Przeczytaj także: PKN pociągnął rynek
Tuż za nim znajduje się niemiecki DAX zyskujący 0,5 proc. oraz CAC40, który notowany jest wyżej o 0,25 proc. w stosunku do wczorajszego zamknięcia. Jedynie angielski FTSE nieznacznie traci 0,14 proc.W Warszawie także spokój. Po dobrym starcie indeksu notowania krążą w okolicach wczorajszego zamknięcia.
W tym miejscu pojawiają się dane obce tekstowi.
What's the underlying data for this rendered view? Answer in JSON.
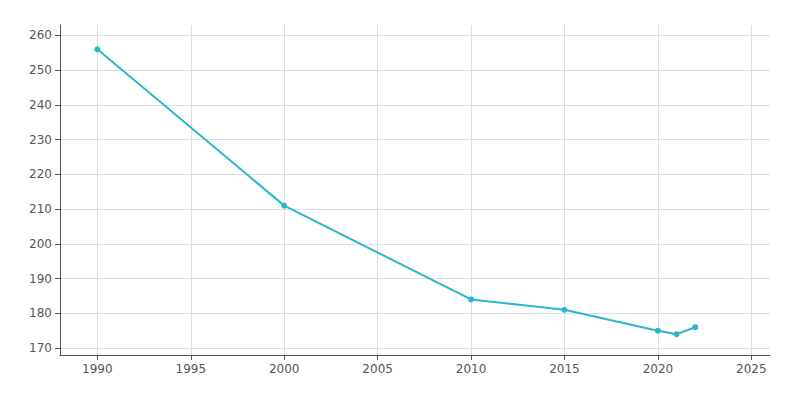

Niewiele zabrakło, aby została przebita bariera 3000 pkt i raczej dzisiaj będzie trudno go pokonać. Banki, które wczoraj wyciągnęły indeks do góry, także są notowane wyżej, ale nie widać dużej ochoty do zakupów. Najwięcej zyskuje wczorajszy lider wzrostów BRE Bank, który obecnie notuje wzrost na poziomie 1,75 proc. Zyskują także spółki surowcowe, dla których wczorajszy dzień nie mógł być zaliczony do najlepszych - Lotos i Mol po ok 1 proc, w stosunku do wczorajszego zamknięcia. Ze wszystkich spółek najwięcej zyskuje spółka Kable, która notuje 18 proc. wzrost. To nadal bardzo dużo, szczególnie, że w dniu wczorajszym spółka ta po bardzo dobrych danych zyskała ponad 100 proc.
Dzisiejszy dzień jest debiutem kolejnej spółki zagranicznej na polskim parkiecie. Jest to holenderski Astarta Holding, do którego należy ukraińska grupa cukrownicza Astarta-Kiev. Jest to już siódma spółka zagraniczna notowana na polskim parkiecie i pierwsza spółka z rynku ukraińskiego. Trudno powiedzieć, aby na razie debiut był udany. Inwestorzy nie podeszli z euforią do zakupów i Astarta z trudem, co chwilę podnosi się ponad swoją cenę emisyjną wynoszącą 19 PLN.
Złoty w stosunku do dolara znowu znalazł się poniżej 3 PLN, z kolei euro jest także niżej notowane w porównaniu do wczorajszego zamknięcia i obecnie jego kurs wynosi 3,8630. To umocnienie można tłumaczyć słabymi danymi z USA, przy jednoczesnych zaskakujących danych z Polski. Inflacja wynosząca powyżej 1 proc, może zmusić NBP do podwyższenia stóp procentowych w Polsce.
Wszystkie opinie i prognozy przedstawione w niniejszym opracowaniu są jedynie wyrazem opinii autorów w dniu publikacji.